第6話 四年前(三)

 老女は圭太たちに気づくと、

「こら、あんたらどこ行くんだ!」

 と鋭い声を上げた。

「そっち行っても、あんたらが遊ぶようなところはないよ!」


 答える間もなく、圭太たちの乗った自転車は老女とすれ違った。誰もブレーキを引かなかった。


 一瞬、望が老女のほうを振り返り、ペダルを漕ぎながら声を張り上げた。

「もうちょっと走ったらUターンして帰るから、大丈夫だよ」


 老女の姿はすでに遠く後方にあり、望の答えに納得したかどうか、こちらを見つめる表情からは判断できなかった。

 まさか自分たちがこれから視影に行こうとしているなどとは思うまい。この辺りに住む人間で、視影の噂を知らない者はいない。好奇心の強い子どもといえど、そうは近づかないはずだと大人は考えるだろう。

 圭太はすぐに老女から注意されたことを忘れた。

「やっぱり帰ろうよ」と言い出すの者が出ないかと、友人たちの表情を窺うほうに意識が向いていた。


 だが期待も虚しく、しばらく後、明充が言った。

「着いたぞ」


 二等辺三角形に近い地形をした視影。一同はまず片方の底角近くに自転車を止めた。この先、視影の中心へは道なき道を行く。


 明充を先頭に、深い草の波を分け入り進んだ。少しすると、

「なんか道ができてる」

 明充が声を上げた。

「誰かがここを歩いたっぽい」


 見れば、確かに雑草を踏みならした跡があった。


「夜中に誰か肝試しにでも来てたんじゃない?」

 望が言った。


 時折、県外から大学生のグループなどがひやかしにやって来る。肝試しが目的の連中が多かったが、稀に廃墟マニアなんかも立ち入っているようだった。


 草の波を越え、林に入った。鬱蒼と茂った木々で、太陽の光が遮られる。空気が涼しい。汗が冷やされていく。

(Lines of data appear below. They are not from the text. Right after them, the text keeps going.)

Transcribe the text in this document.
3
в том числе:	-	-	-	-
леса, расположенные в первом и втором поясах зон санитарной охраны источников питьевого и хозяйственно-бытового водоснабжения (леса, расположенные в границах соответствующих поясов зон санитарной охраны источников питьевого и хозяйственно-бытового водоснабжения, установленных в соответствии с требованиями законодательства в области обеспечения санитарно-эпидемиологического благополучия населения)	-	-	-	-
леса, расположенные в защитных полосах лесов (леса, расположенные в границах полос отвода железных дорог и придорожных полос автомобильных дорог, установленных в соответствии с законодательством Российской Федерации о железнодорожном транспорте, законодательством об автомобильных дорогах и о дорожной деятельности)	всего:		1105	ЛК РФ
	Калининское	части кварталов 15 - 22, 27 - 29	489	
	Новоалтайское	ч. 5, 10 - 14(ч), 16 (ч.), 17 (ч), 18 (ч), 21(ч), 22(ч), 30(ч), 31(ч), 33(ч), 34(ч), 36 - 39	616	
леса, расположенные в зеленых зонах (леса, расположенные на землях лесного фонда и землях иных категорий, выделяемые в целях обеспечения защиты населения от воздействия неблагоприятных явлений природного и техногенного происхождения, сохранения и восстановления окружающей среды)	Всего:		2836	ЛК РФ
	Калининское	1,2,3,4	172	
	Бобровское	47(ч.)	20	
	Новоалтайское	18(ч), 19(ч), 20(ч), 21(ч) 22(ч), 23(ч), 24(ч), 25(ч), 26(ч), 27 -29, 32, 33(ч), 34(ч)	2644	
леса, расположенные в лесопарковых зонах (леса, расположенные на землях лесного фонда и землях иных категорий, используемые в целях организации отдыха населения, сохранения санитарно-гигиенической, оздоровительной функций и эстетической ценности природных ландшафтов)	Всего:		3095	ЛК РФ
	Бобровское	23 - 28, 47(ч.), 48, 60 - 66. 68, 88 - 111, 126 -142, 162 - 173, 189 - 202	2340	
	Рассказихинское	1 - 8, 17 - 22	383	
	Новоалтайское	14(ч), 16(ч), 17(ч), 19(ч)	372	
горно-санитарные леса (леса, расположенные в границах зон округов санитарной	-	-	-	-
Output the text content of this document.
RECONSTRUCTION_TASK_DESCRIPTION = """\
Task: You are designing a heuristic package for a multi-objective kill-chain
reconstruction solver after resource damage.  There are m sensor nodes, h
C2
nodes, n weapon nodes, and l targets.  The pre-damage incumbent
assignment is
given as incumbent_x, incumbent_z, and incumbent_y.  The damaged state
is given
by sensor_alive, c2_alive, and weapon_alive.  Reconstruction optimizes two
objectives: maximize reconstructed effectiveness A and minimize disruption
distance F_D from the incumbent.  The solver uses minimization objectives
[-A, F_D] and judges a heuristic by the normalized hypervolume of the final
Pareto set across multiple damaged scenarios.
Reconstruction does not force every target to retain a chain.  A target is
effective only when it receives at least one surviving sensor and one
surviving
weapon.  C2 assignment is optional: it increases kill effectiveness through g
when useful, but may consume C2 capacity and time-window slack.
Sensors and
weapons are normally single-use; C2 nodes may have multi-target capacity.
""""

 それから黙々と歩き、やがて木々の隙間に屋根瓦らしきものが見えてきた。


 林を抜けた先には、かつて集落だったものが広がっていた。

 廃屋が点在し、そこかしこに泥まみれの瓦礫や古びた生活用品などが転がっている。

 圭太は息を呑んだ。

 沈んだ景色の中に、ぽつぽつと鮮やかな花が咲いている。

 見捨てられ、だが尚も健気に生きようとしている土地。視影には、噂に聞いて想像していたようなおどろおどろしさはなかった。

 静かで、物悲しい景色だと思った。